Many Cuba-bound Canadian travellers are pissed – and barfing — saying they want no part of visiting a resort that is the focus of a Global News investigation. As Sean O’Shea reports, travellers say they don’t want to become ill like so many who just returned from the resort.
Canadians with confirmed bookings to a Cuban resort where it’s believed norovirus made travellers sick say their tour operator hasn’t allowed them to switch to another resort or wanted to charge them.
“No, I don’t want to go there, I don’t want to be exposed to that … everyone’s health is at risk; that’s not fair,” said Kayla Halloran, a third-year Ryerson nursing student with a ticket to visit the resort with a friend later this month.
After seeing a Global News story on problems at the Memories Paraiso Azul Resort in Cayo Santa Maria Cuba, she contacted tour operator Sunwing Vacations to ask to be switched to another resort.
“They said I could change my resort to somewhere else but I have to pay a change fee plus a cancellation fee,” Halloran said.
Global News received a cascade of complaints from Canadian travellers who returned from the resort.
They said they had experienced diarrhea and vomiting during most or all of their vacations.
Some reported seeing feces wash up on the hotel beach, finding feces beside the swimming pool, and experiencing dirty washrooms with toilets that didn’t work.
Other travellers told Global News they visited the same property in April and that it was without fresh water for two days.
During that time, Canadians visiting said they had no access to clean linens or water to flush toilets; they said staff at the hotel had no means to wash dishes or sanitize food service areas.
But despite the problems, they said the tour operator continued to send travellers to the resort.
In a terse email Thursday, Sunwing marketing vice president Janine Chapman provided a statement to Global News for its television broadcast, prefaced with this unusual proviso:
Bullshit alert: “We will provide you with the below statement for this evening’s segment on the basis that it is read in its entirety, uninterrupted.”
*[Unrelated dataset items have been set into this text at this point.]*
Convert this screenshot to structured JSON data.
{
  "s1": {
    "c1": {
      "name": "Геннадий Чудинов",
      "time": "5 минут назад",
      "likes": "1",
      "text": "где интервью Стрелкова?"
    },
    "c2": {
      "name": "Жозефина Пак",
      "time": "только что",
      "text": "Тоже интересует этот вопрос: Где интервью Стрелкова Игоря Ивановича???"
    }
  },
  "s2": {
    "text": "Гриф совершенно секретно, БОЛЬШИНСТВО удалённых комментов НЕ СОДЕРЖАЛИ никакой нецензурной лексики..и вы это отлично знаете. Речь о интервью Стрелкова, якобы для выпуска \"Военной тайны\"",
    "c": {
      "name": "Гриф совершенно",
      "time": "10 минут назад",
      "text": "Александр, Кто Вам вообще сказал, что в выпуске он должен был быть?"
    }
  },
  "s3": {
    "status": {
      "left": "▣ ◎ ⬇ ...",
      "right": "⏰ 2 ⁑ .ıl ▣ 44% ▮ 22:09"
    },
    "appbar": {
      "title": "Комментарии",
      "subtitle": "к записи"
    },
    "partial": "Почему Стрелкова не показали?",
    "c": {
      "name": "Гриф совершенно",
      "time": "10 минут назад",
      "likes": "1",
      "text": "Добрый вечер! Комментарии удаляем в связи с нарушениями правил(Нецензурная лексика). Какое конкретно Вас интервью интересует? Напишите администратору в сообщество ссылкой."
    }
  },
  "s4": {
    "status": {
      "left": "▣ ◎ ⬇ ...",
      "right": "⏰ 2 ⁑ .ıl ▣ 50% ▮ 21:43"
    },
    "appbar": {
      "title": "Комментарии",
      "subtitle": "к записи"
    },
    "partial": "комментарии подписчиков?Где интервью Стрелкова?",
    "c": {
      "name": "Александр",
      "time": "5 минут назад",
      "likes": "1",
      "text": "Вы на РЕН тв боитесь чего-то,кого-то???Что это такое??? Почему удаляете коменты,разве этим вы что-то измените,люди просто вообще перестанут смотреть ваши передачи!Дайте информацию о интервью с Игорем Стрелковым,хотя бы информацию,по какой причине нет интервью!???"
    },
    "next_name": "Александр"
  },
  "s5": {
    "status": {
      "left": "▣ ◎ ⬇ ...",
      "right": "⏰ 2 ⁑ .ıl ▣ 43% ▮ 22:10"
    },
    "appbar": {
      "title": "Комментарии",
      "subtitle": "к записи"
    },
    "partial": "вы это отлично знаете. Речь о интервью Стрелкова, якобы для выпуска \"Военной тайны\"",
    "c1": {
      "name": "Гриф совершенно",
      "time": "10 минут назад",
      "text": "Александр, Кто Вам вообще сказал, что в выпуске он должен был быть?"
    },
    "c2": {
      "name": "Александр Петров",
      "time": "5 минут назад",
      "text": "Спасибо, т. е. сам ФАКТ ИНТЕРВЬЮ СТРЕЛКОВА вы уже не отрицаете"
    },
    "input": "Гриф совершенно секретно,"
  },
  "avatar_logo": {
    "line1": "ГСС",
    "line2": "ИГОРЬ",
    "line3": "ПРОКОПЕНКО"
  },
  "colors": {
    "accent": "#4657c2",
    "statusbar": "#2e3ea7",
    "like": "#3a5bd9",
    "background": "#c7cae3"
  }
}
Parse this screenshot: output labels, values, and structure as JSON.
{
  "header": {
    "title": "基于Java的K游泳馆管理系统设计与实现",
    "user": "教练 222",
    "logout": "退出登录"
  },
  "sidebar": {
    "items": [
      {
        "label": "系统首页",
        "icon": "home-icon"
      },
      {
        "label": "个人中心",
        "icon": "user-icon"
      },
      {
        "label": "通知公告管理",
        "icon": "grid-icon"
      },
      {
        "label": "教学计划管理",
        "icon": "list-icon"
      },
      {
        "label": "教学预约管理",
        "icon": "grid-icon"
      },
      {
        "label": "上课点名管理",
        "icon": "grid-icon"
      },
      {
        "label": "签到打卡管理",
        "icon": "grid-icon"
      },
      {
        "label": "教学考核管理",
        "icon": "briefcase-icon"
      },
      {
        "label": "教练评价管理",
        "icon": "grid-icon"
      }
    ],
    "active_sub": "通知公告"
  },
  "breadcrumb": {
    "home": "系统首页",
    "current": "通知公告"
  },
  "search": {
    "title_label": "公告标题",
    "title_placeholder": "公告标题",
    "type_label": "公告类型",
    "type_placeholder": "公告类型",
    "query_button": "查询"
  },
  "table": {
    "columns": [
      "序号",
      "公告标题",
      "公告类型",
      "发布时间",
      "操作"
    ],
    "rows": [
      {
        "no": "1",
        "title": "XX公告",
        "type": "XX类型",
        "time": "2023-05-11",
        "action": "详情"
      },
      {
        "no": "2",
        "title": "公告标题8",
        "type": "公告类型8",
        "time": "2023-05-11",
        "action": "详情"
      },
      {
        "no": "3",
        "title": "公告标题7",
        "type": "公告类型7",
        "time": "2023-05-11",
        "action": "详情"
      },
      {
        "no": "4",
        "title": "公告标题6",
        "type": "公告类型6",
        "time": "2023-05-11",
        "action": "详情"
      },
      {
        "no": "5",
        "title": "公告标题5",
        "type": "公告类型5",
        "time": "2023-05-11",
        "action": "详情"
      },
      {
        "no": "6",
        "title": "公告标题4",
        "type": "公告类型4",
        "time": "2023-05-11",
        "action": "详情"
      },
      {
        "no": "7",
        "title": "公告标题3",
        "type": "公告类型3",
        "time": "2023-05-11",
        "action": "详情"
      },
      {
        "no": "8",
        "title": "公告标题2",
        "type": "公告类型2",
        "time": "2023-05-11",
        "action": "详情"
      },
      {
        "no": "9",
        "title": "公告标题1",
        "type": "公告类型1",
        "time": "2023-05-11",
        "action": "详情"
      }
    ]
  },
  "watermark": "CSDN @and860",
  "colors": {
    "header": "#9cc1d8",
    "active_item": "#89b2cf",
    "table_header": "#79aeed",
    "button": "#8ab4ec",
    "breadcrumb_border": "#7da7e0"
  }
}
As a matter of journalistic policy, Global News does not agree to such demands.
Maria Peragine says days after returning from Cuba, her family is starting to feel better.
But she says Sunwing ought to have stopped sending travellers to the Memories Paraiso Azul when it was clear people were getting sick.
“They knew about it and continued to allow guests to come to the resort,” said Peragine.
“I’m amazed at how they continue to lie.”